Innovative renewable developments are being helped by a logging device for mooring loads.
Dynamic Load Monitoring (DLM)’s subsea data logging link is a small unit, seemingly of stainless steel, but fitted with strain gauges which allow the tensile stress to be recorded internally for up to a year even when at 3,000m below.
Built in stainless steel or nickel plated steel, the real parlour trick is the units’ sensitivity: as DLM’s Martin Halford showed us at Seawork, while it can be built to withstand hundreds of tonnes of force, the 20kg he exerted on it with his bare hands was also logged.
With models already in the water collecting data on how much force mooring lines are experiencing, the hope is to provide a full picture of tidal forces affecting, for instance, a moored array “over the course of its deployment” said Mr Halford, or for use in offshore, ocean science, and subsea applications. The data is saved as a CSV file, and a cable can run from the unit to the surface where it can be added directly to Excel spreadsheets.

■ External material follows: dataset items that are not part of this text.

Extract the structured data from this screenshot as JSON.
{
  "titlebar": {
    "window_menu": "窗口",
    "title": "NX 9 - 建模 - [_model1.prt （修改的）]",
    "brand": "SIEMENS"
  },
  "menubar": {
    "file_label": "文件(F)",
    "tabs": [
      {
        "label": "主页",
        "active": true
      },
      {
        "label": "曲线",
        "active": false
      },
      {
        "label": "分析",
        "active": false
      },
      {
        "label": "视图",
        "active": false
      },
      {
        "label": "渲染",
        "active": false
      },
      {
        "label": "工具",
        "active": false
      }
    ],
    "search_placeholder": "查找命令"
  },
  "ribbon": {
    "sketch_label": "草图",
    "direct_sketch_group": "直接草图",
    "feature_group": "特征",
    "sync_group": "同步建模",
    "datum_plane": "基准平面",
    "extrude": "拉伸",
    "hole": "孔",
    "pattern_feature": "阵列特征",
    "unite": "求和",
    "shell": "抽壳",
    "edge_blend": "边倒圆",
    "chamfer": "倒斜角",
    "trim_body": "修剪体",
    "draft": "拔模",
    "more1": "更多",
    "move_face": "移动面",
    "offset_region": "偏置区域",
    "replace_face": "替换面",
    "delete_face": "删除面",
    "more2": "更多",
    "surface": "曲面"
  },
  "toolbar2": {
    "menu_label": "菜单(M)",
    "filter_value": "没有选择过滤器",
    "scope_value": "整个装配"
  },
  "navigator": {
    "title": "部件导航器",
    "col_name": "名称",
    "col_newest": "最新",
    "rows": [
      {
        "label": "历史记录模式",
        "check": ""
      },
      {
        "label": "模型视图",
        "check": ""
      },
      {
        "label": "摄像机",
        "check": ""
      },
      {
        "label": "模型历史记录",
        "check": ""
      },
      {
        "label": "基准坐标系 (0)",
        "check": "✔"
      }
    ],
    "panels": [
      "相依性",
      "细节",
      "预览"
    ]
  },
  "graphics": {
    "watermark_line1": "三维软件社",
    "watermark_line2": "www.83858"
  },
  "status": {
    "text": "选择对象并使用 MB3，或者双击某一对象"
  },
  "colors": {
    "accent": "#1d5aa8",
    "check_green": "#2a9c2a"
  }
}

With a complete picture of the kind of strain moorings are exposed to, different tensile strength chains can be set as needed, adding to overall efficiency in every application. Good datasets of tidal forces can allow the deployment of just the right weight, indicating both where a stronger chain is needed, as well as where a lighter structure would do the job.
Several units have already gone to the Indian Oceanographic institute for scientific use, and similar five tonne calibrated units found a home in Canadian waters. A 55 tonne calibrated unit has gone to Japan to paint a clearer picture of tidal forces for the sake of tidal electric generation, and units can be calibrated for up to 200 tonnes. DLM is likewise expanding its global reach: there’s a Nigerian distributor and its units are now available in Singapore through a local partner.
Finally, it’s certain that getting high-quality data on tidal pull is worth kilowatts as more of the sea’s great motion is being harnessed to power society at large.